* [PATCH v2] mm: process_mrelease: introduce PROCESS_MRELEASE_REAP_KILL flag
@ 2026-04-29 21:13 Minchan Kim
2026-04-30 9:55 ` Michal Hocko
2026-04-30 14:43 ` Andrew Morton
0 siblings, 2 replies; 6+ messages in thread
From: Minchan Kim @ 2026-04-29 21:13 UTC (permalink / raw)
To: akpm
Cc: hca, linux-s390, david, mhocko, brauner, linux-mm, linux-kernel,
surenb, timmurray, Minchan Kim
Currently, process_mrelease() requires userspace to send a SIGKILL signal
prior to invocation. This separation introduces a scheduling race window
where the victim task may receive the signal and enter the exit path
before the reaper can invoke process_mrelease().

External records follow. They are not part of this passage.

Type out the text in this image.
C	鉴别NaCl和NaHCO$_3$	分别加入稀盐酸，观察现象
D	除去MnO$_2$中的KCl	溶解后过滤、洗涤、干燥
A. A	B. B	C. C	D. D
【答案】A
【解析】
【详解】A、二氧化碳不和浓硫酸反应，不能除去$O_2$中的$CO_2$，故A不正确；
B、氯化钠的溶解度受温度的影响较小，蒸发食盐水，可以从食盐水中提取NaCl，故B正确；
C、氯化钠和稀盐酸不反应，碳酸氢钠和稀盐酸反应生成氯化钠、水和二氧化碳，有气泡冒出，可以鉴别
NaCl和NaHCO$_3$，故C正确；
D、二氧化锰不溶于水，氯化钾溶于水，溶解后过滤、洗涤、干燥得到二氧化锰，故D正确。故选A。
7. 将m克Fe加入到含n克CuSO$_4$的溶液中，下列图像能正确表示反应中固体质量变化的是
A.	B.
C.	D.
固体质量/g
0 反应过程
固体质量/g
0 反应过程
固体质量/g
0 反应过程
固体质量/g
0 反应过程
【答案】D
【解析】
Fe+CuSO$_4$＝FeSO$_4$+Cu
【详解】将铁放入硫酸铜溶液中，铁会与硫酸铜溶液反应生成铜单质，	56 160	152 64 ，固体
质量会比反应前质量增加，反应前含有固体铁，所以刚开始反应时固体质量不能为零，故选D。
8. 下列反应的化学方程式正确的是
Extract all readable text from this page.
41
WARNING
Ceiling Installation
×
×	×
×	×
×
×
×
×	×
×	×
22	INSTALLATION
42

When the victim enters the exit path (do_exit -> exit_mm), it clears its
task->mm immediately. This causes process_mrelease() to fail with -ESRCH,
leaving the actual address space teardown (exit_mmap) to be deferred until
the mm's reference count drops to zero. In the field (e.g., Android),
arbitrary reference counts (reading /proc/<pid>/cmdline, or various other
remote VM accesses) frequently delay this teardown indefinitely,
defeating the purpose of expedited reclamation.

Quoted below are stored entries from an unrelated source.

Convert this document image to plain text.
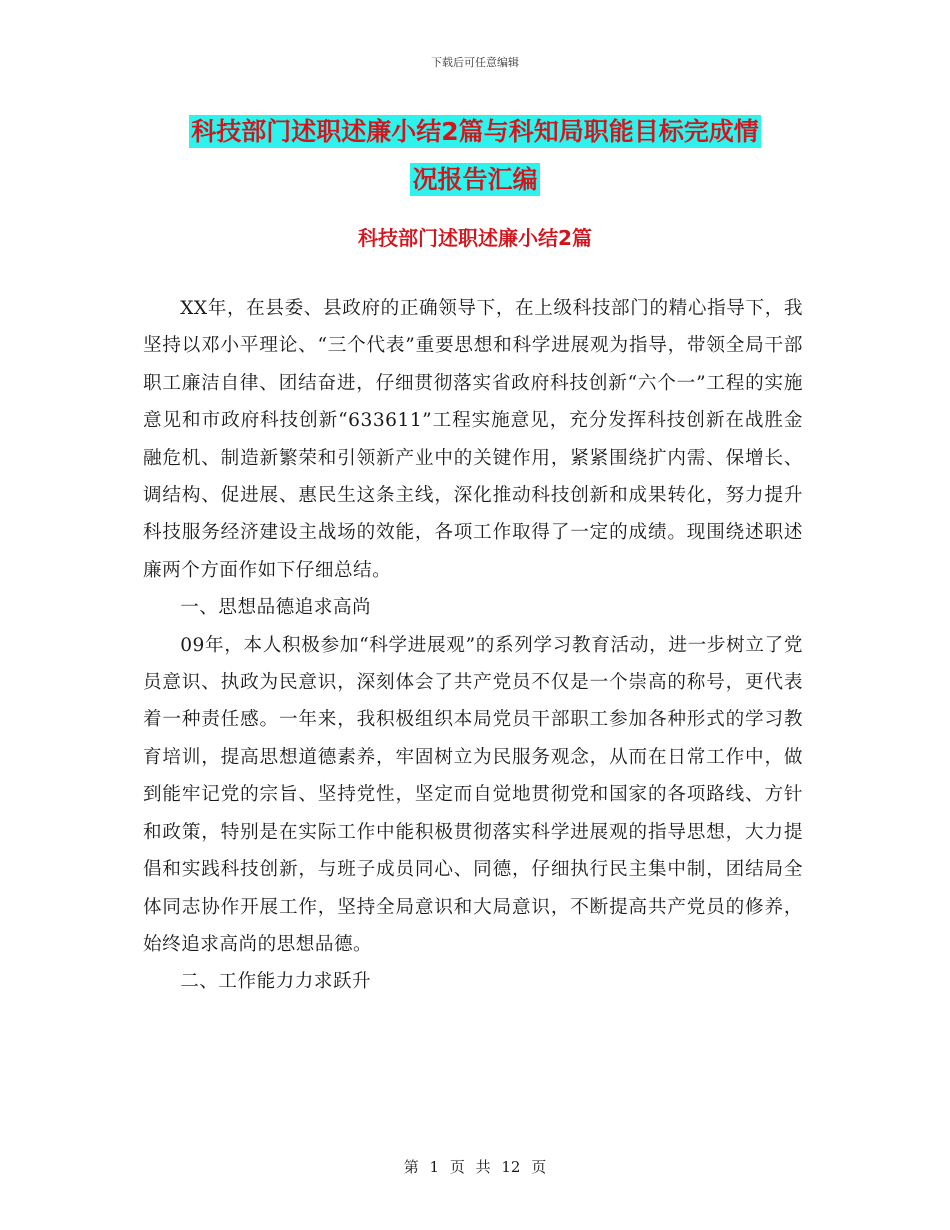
下载后可任意编辑
科技部门述职述廉小结2篇与科知局职能目标完成情
况报告汇编
科技部门述职述廉小结2篇

XX年，在县委、县政府的正确领导下，在上级科技部门的精心指导下，我坚持以邓小平理论、“三个代表”重要思想和科学进展观为指导，带领全局干部职工廉洁自律、团结奋进，仔细贯彻落实省政府科技创新“六个一”工程的实施意见和市政府科技创新“633611”工程实施意见，充分发挥科技创新在战胜金融危机、制造新繁荣和引领新产业中的关键作用，紧紧围绕扩内需、保增长、调结构、促进展、惠民生这条主线，深化推动科技创新和成果转化，努力提升科技服务经济建设主战场的效能，各项工作取得了一定的成绩。现围绕述职述廉两个方面作如下仔细总结。

一、思想品德追求高尚

09年，本人积极参加“科学进展观”的系列学习教育活动，进一步树立了党员意识、执政为民意识，深刻体会了共产党员不仅是一个崇高的称号，更代表着一种责任感。一年来，我积极组织本局党员干部职工参加各种形式的学习教育培训，提高思想道德素养，牢固树立为民服务观念，从而在日常工作中，做到能牢记党的宗旨、坚持党性，坚定而自觉地贯彻党和国家的各项路线、方针和政策，特别是在实际工作中能积极贯彻落实科学进展观的指导思想，大力提倡和实践科技创新，与班子成员同心、同德，仔细执行民主集中制，团结局全体同志协作开展工作，坚持全局意识和大局意识，不断提高共产党员的修养，始终追求高尚的思想品德。

二、工作能力力求跃升

第 1 页 共 12 页
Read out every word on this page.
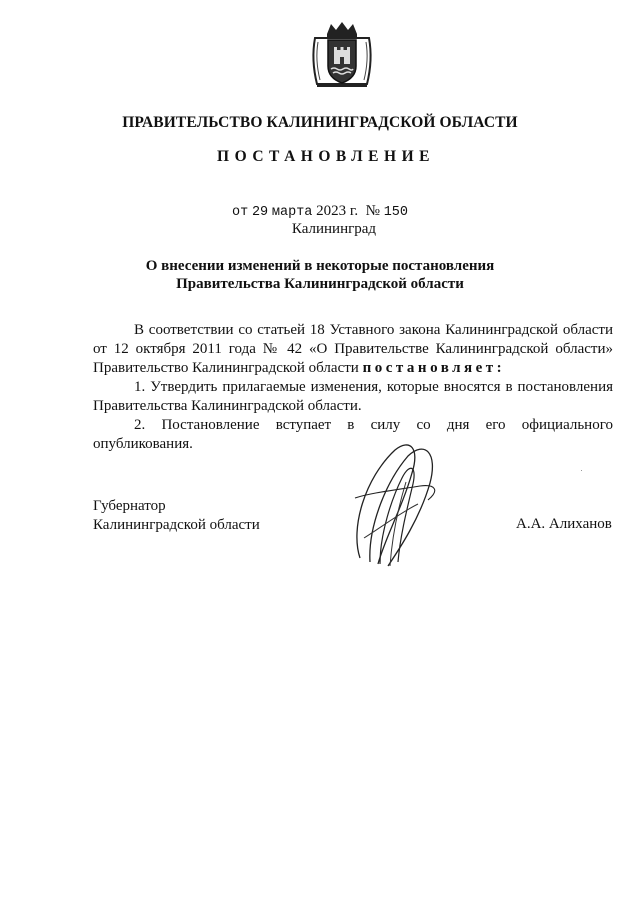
ПРАВИТЕЛЬСТВО КАЛИНИНГРАДСКОЙ ОБЛАСТИ
ПОСТАНОВЛЕНИЕ
от 29 марта 2023 г. № 150
Калининград
О внесении изменений в некоторые постановления
Правительства Калининградской области

В соответствии со статьей 18 Уставного закона Калининградской области от 12 октября 2011 года № 42 «О Правительстве Калининградской области» Правительство Калининградской области постановляет:

1. Утвердить прилагаемые изменения, которые вносятся в постановления Правительства Калининградской области.

2. Постановление вступает в силу со дня его официального опубликования.

Губернатор
Калининградской области	А.А. Алиханов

In Android's LMKD scenarios, this delay keeps memory pressure high, forcing
the system to unnecessarily kill additional innocent background apps before
the memory from the first victim is recovered.
This patch introduces the PROCESS_MRELEASE_REAP_KILL UAPI flag to support
an integrated auto-kill mode. When specified, process_mrelease() directly
injects a SIGKILL into the target task after finding its mm.

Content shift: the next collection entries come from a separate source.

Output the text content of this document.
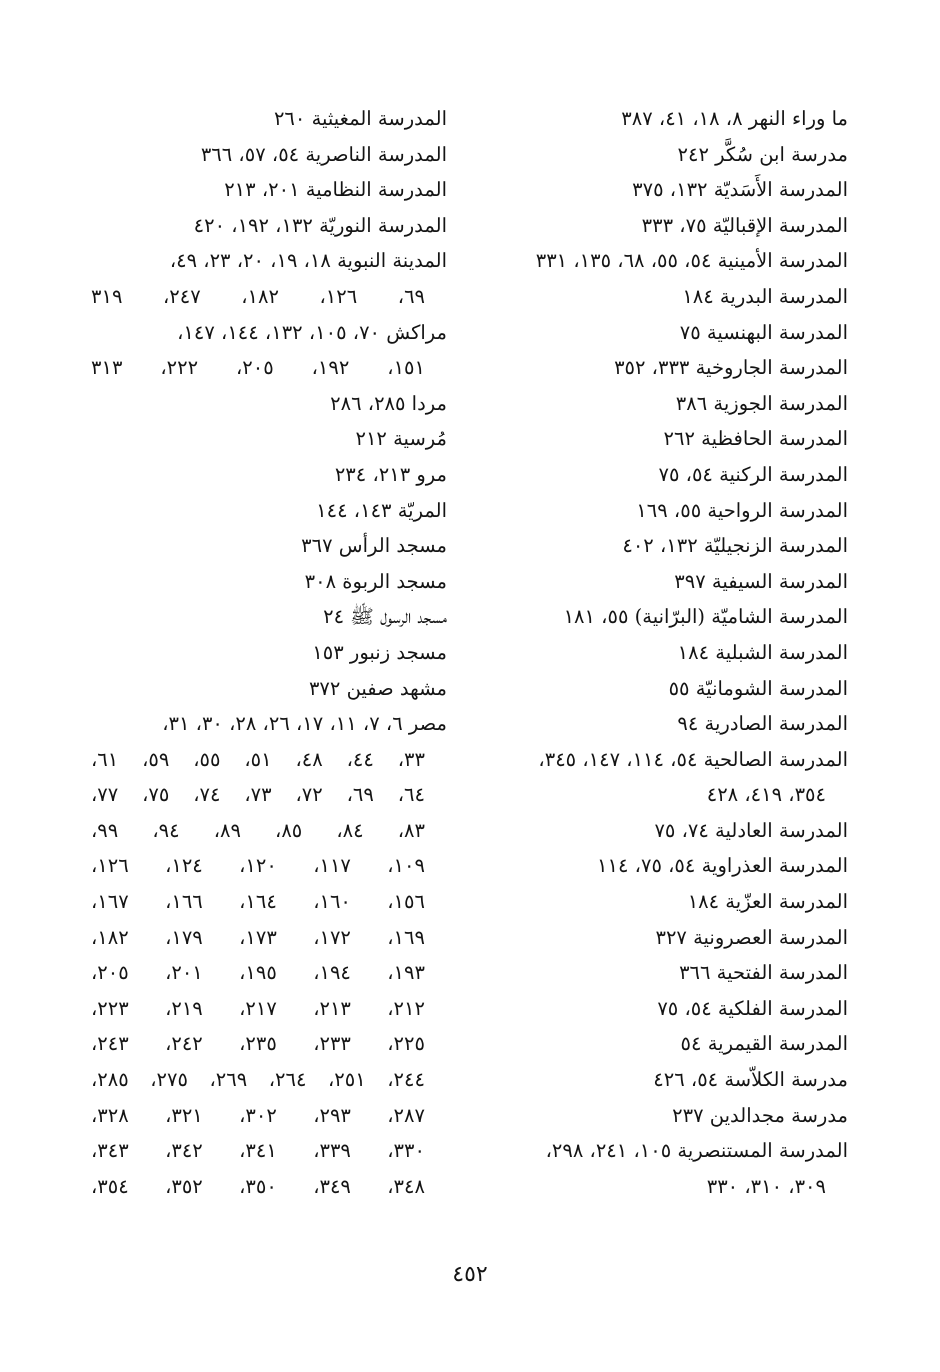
ما وراء النهر ٨، ١٨، ٤١، ٣٨٧
مدرسة ابن سُكَّر ٢٤٢
المدرسة الأَسَديّة ١٣٢، ٣٧٥
المدرسة الإقباليّة ٧٥، ٣٣٣
المدرسة الأمينية ٥٤، ٥٥، ٦٨، ١٣٥، ٣٣١
المدرسة البدرية ١٨٤
المدرسة البهنسية ٧٥
المدرسة الجاروخية ٣٣٣، ٣٥٢
المدرسة الجوزية ٣٨٦
المدرسة الحافظية ٢٦٢
المدرسة الركنية ٥٤، ٧٥
المدرسة الرواحية ٥٥، ١٦٩
المدرسة الزنجيليّة ١٣٢، ٤٠٢
المدرسة السيفية ٣٩٧
المدرسة الشاميّة (البرّانية) ٥٥، ١٨١
المدرسة الشبلية ١٨٤
المدرسة الشومانيّة ٥٥
المدرسة الصادرية ٩٤
المدرسة الصالحية ٥٤، ١١٤، ١٤٧، ٣٤٥،
٣٥٤، ٤١٩، ٤٢٨
المدرسة العادلية ٧٤، ٧٥
المدرسة العذراوية ٥٤، ٧٥، ١١٤
المدرسة العزّية ١٨٤
المدرسة العصرونية ٣٢٧
المدرسة الفتحية ٣٦٦
المدرسة الفلكية ٥٤، ٧٥
المدرسة القيمرية ٥٤
مدرسة الكلاّسة ٥٤، ٤٢٦
مدرسة مجدالدين ٢٣٧
المدرسة المستنصرية ١٠٥، ٢٤١، ٢٩٨،
٣٠٩، ٣١٠، ٣٣٠
المدرسة المغيثية ٢٦٠
المدرسة الناصرية ٥٤، ٥٧، ٣٦٦
المدرسة النظامية ٢٠١، ٢١٣
المدرسة النوريّة ١٣٢، ١٩٢، ٤٢٠
المدينة النبوية ١٨، ١٩، ٢٠، ٢٣، ٤٩،
٦٩، ١٢٦، ١٨٢، ٢٤٧، ٣١٩
مراكش ٧٠، ١٠٥، ١٣٢، ١٤٤، ١٤٧،
١٥١، ١٩٢، ٢٠٥، ٢٢٢، ٣١٣
مردا ٢٨٥، ٢٨٦
مُرسية ٢١٢
مرو ٢١٣، ٢٣٤
المريّة ١٤٣، ١٤٤
مسجد الرأس ٣٦٧
مسجد الربوة ٣٠٨
مسجد الرسول ﷺ ٢٤
مسجد زنبور ١٥٣
مشهد صفين ٣٧٢
مصر ٦، ٧، ١١، ١٧، ٢٦، ٢٨، ٣٠، ٣١،
٣٣، ٤٤، ٤٨، ٥١، ٥٥، ٥٩، ٦١،
٦٤، ٦٩، ٧٢، ٧٣، ٧٤، ٧٥، ٧٧،
٨٣، ٨٤، ٨٥، ٨٩، ٩٤، ٩٩،
١٠٩، ١١٧، ١٢٠، ١٢٤، ١٢٦،
١٥٦، ١٦٠، ١٦٤، ١٦٦، ١٦٧،
١٦٩، ١٧٢، ١٧٣، ١٧٩، ١٨٢،
١٩٣، ١٩٤، ١٩٥، ٢٠١، ٢٠٥،
٢١٢، ٢١٣، ٢١٧، ٢١٩، ٢٢٣،
٢٢٥، ٢٣٣، ٢٣٥، ٢٤٢، ٢٤٣،
٢٤٤، ٢٥١، ٢٦٤، ٢٦٩، ٢٧٥، ٢٨٥،
٢٨٧، ٢٩٣، ٣٠٢، ٣٢١، ٣٢٨،
٣٣٠، ٣٣٩، ٣٤١، ٣٤٢، ٣٤٣،
٣٤٨، ٣٤٩، ٣٥٠، ٣٥٢، ٣٥٤،
٤٥٢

To solve the race condition, we grab the mm reference via mmgrab() before
sending the SIGKILL. If the user passed PROCESS_MRELEASE_REAP_KILL, we assume
it will free its memory and proceed with reaping, making the logic as simple
as reap = reap_kill || task_will_free_mem(p).
To handle shared address spaces safely in the auto-kill mode, we bail out
immediately if the mm is marked with MMF_MULTIPROCESS when
PROCESS_MRELEASE_REAP_KILL is specified. This protects existing users of
process_mrelease() from behavior changes while preventing unsafe reaping of
shared memory.
This policy differs from the global OOM killer, which kills all processes
sharing the same mm to guarantee memory reclamation at all costs (preventing
system hangs). However, process_mrelease() is invoked by userspace policy.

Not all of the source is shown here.